Productize something like what we have now with the ops team (add it to the operator).
Define and implementation of:
- Grafana dashboards
- Prometheus rules
- zync components exposing metrics.
- kube-state-metrics (https://issues.redhat.com/browse/THREESCALE-4679)
- aggregated health endpoints metrics. (https://issues.redhat.com/browse/THREESCALE-4681)
Zync guys have the domain knowledge to define useful dashboards and effective prometheus rules. Ops teams can help you with the syntax.
I will provide an environment to easily run the loop: update -> check on dashboards and prometheus rules.
- Cluster: https://console-openshift-console.apps.dev-eng-operator-ocp4-2.dev.3sca.net (github auth provider)
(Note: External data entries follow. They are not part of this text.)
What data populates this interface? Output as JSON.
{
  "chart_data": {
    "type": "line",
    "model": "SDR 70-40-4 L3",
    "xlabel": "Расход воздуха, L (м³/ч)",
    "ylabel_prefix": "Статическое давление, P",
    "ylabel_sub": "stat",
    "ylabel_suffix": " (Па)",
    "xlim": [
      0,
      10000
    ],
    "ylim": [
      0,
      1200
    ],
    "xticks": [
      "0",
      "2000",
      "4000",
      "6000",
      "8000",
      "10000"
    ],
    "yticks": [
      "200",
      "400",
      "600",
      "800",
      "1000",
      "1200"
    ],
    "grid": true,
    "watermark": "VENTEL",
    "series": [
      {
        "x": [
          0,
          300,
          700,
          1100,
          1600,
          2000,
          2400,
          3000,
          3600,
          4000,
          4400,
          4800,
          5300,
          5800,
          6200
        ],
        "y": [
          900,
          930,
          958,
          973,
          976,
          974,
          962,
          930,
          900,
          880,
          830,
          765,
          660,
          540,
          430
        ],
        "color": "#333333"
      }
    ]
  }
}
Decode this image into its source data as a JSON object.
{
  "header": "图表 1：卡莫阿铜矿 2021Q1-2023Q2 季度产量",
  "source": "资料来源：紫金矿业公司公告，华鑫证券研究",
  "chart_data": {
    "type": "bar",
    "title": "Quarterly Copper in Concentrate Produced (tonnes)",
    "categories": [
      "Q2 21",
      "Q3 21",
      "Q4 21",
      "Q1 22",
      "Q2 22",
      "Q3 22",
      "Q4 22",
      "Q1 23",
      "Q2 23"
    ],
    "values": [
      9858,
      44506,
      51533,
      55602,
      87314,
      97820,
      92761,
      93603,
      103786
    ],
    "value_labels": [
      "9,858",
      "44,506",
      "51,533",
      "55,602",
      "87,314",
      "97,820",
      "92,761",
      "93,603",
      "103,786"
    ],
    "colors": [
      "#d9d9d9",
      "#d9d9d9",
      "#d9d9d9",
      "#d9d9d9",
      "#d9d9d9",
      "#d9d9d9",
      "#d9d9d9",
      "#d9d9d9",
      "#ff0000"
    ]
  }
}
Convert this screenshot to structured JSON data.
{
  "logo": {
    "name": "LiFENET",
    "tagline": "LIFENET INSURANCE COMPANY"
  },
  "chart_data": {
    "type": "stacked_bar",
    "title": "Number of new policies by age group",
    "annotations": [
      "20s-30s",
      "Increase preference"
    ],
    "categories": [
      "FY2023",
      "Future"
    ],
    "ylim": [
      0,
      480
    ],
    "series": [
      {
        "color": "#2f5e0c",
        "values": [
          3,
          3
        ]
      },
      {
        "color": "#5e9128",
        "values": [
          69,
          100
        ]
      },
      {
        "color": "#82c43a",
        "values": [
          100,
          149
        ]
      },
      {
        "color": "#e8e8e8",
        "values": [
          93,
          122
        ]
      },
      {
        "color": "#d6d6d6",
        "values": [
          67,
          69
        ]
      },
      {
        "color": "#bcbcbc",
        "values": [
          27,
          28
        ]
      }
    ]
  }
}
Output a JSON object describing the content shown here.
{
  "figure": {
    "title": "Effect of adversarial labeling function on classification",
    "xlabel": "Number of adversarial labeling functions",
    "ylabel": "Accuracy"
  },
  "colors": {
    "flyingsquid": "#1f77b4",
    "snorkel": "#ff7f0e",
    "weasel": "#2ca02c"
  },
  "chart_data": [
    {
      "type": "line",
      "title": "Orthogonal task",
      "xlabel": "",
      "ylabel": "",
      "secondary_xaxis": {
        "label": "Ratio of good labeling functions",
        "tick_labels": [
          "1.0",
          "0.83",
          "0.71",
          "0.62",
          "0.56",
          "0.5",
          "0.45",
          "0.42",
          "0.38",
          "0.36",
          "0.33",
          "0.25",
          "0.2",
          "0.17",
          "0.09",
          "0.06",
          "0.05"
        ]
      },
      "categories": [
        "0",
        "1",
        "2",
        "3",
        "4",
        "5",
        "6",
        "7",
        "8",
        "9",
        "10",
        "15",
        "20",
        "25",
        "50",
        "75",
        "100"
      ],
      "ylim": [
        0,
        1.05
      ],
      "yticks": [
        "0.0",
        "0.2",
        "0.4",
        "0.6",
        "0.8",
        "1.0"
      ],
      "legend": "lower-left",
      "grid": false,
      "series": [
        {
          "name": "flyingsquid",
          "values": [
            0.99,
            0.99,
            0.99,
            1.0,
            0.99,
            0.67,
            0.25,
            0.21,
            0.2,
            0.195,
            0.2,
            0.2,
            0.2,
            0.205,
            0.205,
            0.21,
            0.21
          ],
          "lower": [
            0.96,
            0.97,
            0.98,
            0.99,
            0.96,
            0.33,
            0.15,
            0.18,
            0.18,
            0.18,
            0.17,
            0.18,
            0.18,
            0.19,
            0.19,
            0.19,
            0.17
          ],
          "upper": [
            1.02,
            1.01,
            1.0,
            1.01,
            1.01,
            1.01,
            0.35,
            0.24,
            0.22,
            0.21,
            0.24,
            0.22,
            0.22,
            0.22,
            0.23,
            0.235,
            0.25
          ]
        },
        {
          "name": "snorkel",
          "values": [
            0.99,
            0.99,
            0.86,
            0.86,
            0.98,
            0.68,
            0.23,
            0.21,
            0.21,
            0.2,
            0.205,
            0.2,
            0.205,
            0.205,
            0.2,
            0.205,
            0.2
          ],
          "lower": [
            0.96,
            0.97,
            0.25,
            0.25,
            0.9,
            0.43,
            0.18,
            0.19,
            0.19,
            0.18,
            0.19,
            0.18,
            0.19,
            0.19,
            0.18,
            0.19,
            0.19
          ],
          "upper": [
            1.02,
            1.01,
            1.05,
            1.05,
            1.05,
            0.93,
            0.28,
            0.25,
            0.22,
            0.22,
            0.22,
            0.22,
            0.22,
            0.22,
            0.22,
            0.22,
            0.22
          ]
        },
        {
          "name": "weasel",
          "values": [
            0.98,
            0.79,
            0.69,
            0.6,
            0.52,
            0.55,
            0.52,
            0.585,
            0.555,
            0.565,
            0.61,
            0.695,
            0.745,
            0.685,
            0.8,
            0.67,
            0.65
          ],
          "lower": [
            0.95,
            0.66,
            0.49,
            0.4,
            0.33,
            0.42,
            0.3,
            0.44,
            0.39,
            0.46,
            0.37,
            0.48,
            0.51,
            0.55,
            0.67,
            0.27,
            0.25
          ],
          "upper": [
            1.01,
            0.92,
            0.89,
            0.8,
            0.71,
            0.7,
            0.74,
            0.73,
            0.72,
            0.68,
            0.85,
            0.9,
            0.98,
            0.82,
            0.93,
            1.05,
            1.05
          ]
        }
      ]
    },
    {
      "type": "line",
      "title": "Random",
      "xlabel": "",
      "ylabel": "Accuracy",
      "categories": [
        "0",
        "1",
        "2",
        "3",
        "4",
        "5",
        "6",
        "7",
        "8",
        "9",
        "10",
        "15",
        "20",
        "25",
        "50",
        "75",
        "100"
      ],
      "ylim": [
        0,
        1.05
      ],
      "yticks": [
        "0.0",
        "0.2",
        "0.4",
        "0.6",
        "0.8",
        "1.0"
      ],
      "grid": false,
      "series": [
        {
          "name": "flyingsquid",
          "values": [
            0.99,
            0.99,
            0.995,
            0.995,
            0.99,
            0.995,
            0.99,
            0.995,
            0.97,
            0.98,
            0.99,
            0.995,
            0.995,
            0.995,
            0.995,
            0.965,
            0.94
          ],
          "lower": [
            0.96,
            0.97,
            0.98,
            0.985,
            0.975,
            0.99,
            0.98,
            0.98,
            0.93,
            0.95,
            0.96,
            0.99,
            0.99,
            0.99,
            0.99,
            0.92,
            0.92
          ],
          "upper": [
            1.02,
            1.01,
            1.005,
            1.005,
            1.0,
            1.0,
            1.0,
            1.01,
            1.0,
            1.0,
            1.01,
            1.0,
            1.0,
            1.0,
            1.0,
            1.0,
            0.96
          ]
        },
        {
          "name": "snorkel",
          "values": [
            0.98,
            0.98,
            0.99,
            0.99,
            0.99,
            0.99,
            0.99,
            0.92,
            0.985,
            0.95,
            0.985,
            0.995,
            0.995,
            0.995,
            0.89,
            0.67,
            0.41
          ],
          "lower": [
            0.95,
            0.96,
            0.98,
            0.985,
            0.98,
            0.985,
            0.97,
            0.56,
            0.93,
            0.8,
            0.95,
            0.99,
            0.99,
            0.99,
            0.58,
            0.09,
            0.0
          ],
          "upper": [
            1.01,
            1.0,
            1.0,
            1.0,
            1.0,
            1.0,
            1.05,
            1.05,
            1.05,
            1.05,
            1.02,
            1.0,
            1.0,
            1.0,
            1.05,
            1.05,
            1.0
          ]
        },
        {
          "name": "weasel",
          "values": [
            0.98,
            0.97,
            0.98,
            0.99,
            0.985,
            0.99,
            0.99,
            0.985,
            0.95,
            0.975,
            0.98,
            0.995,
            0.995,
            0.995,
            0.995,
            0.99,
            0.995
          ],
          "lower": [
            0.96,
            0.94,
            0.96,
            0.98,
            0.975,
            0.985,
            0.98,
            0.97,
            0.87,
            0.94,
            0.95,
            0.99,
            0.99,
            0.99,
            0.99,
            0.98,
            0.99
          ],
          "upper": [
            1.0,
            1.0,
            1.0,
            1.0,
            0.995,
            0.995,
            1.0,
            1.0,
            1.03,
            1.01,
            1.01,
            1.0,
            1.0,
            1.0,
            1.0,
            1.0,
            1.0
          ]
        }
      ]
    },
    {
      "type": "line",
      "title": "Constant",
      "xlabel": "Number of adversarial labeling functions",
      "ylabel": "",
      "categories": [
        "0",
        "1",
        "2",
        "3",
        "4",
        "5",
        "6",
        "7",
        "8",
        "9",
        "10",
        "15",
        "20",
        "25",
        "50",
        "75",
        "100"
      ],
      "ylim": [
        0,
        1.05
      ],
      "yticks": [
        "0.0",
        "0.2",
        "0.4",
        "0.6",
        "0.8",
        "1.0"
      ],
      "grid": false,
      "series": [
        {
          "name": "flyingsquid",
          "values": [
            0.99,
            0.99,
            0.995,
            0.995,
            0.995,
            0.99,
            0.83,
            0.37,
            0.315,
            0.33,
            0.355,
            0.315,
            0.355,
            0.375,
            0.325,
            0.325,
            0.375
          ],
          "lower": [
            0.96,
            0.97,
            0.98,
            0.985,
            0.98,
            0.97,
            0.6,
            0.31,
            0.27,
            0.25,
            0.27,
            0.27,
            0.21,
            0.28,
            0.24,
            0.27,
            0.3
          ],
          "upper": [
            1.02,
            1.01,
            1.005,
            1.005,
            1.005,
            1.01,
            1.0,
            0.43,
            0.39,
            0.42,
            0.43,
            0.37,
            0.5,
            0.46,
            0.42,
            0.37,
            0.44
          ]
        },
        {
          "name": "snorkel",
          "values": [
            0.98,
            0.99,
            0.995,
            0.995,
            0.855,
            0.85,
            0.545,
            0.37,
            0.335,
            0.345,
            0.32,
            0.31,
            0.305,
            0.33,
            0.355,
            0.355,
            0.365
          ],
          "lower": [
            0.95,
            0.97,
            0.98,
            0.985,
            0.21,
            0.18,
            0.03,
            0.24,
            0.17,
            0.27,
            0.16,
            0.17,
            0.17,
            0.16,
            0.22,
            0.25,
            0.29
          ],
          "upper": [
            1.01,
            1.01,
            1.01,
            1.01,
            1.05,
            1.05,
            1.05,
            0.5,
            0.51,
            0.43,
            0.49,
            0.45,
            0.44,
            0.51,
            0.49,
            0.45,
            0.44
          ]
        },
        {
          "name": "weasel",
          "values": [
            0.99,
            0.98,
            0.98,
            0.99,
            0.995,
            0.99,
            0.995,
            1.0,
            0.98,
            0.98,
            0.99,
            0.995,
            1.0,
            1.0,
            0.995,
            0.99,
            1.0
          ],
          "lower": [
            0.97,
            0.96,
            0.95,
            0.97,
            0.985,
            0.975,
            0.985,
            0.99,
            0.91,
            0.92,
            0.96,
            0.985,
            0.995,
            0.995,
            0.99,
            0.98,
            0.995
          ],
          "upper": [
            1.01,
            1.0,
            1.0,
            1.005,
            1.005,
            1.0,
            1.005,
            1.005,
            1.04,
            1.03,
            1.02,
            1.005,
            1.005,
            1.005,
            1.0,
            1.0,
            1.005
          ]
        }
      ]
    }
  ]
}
- Namespace to use: 3scale-metrics
- Prometheus admin site: https://prometheus-route-application-monitoring.apps.dev-eng-operator-ocp4-2.dev.3sca.net
- Grafana admin site: https://grafana-route-application-monitoring.apps.dev-eng-operator-ocp4-2.dev.3sca.net
System team internal tracking doc: https://docs.google.com/document/d/1aLI2VoK0kPds4YsuPPCeXmhmvxo99_XKAVCCm5ruucs/edit?usp=sharing
Suggestion of steps to implement:
- Make sure code is ready, i.e., exporting the metrics we want in the dashboard
- Deploy a version of 3scale that exports the metrics
- Configure the Grafana dashboard for Zync - pair with ops to reuse their experience with configuring the Zync Grafana dashboard for Saas
- Pair with the operators team to "productize" the newly configure dashboard, i.e., to put it for the operator to set on a fresh new deployment of 3scale so customers can have the dashboard OTB.